Züvvar şehr-i münevvere duhul ettikleri saatten itibaren üç gün gece huzur-i saadet-mevfur-i peygamberîde ale’t-temâdî halka-bend-i huzû ve huşu olarak bu müddet zarfında medayih-i celile-i Hazret-i Peygamberî ile meşhun sûzişli kasideler, ilahiler inşad ederler.
Bâbu’r-rahme sahasına müzeyyen bir kürsü vaz‘ edip üzerine sesi güzel bir zatı çıkarırlar. Bu zat bir manzume-i miraciye tilavet eyler. Züvvar, tâ-be-sabah Mescidü’n-Nebi harem-i cennet-tev’eminde ibadat ve tâat eyleyerek sabah namazını kıldıktan ve tulu-i şemsi yarım saat kadar geçtikten sonra yine hecînlere süvar olarak avdetle ba‘de’l-vusul ifa-yı merasim-i tehniyet ederler. Bu ziyarete beyne’l-Arab ‘Haccu’n-Nebi’ namı verilmiştir.”

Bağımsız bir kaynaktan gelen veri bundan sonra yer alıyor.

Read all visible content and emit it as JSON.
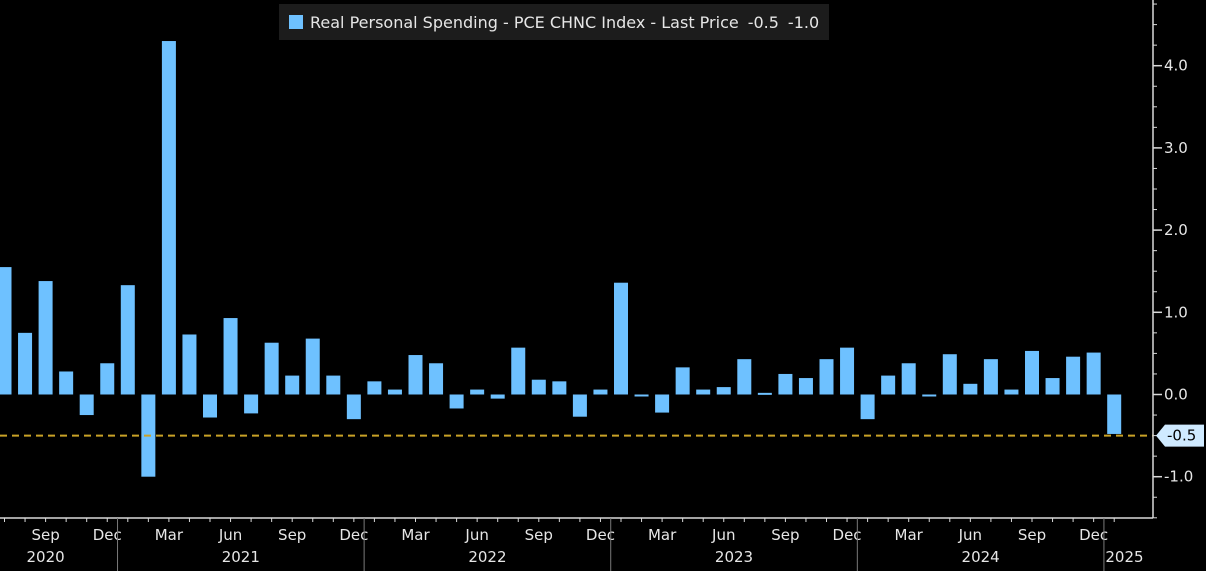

Eşhur-i hurum ve şuhur-i mukaddese ve bilhassa leyâli-i mübareke hakkında Kur’ân-ı Azîmü’ş-Şan’da pek çok evamir ve ahkâm olduğu gibi ehâdîs-i nebeviye ve kelimât-ı âliye-i ashab ve kemîn-i erbab-ı marifet mevcud ve birçok suver-i mütecelliye mebsut ve mazbut olmakla beraber Receb-i Şerif’in bir nevi ictimai ve manevi tesirât ve teamülatı hususunda mahza bais-i mahzuziyet-i cihan-kıymet-i hilafet-penah-ı a‘zamîleri olur ümniye-i abîdâne ve safiyanesiyle cehl ve nâdânî-i bendegânesine bakmayarak damen-i irfan-penahilerine kemâl-i teeddüb ve hicab ile takdim eylediğim bu hatıra-i kâsıranın lütfen karin-i iltifat kabul buyurulmasını hak-pay-i zılullahilerine yüzler sürerek isti‘tâf eyleyen muhtac-ı zerre-i iltifat-ı cihan-derecatları olan
abd-i dâim-memlûkleri
Muallim Kemâl
kulları
fî 6 Recebü’l-Ferd sene 1341
fî 22 Şubat sene 1339
[22 Şubat 1923]
Hazırlayan : Ahmed Çinar
Yayın Yeri : Şuhûr-i Mübâreke-i Selâse, Derin Tarih dergisinin 132. sayısının hediyesidir.
[1] Mustafa Sâfî (ö. 1901), çeşitli memuriyetlerde bulunmuş ve bir dönem Prens Sabahaddin’in özel hocalığını da yapmış, son dönem şairlerinden.
[2] Kâmûs-ı Türkî, Şemseddin Sâmi (ö. 1904) tarafından yazılan muhteva olarak en zengin ilk Türkçe sözlük.
[3] Eyüp Sabri Paşa’nın (ö. 1890) Mir’âtü’l-Haremeyn isimli eserinin Mekke’ye dair ilk cildi.
[4] Mehmed Zihni Efendi’nin (ö. 1913) daha sonra Ni‘met-i İslâm’ının namaz bölümünü teşkil eden eseri.
[5] İsmail Hakkı Bursevî (ö. 1725), Erbaîn-i Nebeviyye’nin beşinci hadis, olan “Her kim bizim bu işimizin (yani dinimizin) içine olmayan bir şeyi yeniden sokarsa (o yaptığı iş) merduddur, başına çalınır.” hadisinin şerhi sadedinde, İmam Nevevî’nin (ö. 1277) Riyâzu’s-Sâlihîn’de, naklettiği meşhur “Kim İslâm’da iyi bir çığır açarsa..” hadisinin ardından getirdiği görüşüne itirazen, bu meseleyi zikreder.
[6] Hanefî fakihi, muhaddis, müfessir ve kelâmcı Necmeddin Ömer en-Nesefî’nin (ö. 1142) Yâkûte fi’l-Ehâdîs isimli eseri.
[7] Celvetiyye tarikatının kurucusu, mutasavvıf ve şair (ö. 1628).
[8] Mehmed Gülşen Efendi (ö. 1925), Hüdâyî Âsitânesi’nin son postnişinlerinden.
[9] “O kimseler ki, iman ettiler ve sâlih sâlih amellerde bulundular, onlar için Firdevs cennetleri elbette ki bir konak olmuştur.” Kehf sûresi, 107. âyet.
[10] “Allah eksik sıfatlardan münezzehtir. Hamd Allah’adır. Allah’tan başka ilah yoktur ve Allah en büyüktür. Allah’tan başkasında güç ve kudret yoktur.”
[11] Ahmed Râsim’in (ö. 1932) II. Meşrutiyet’ten önce gazetelerde dinî konularda yazdığı makalelerinden oluşan kitabı.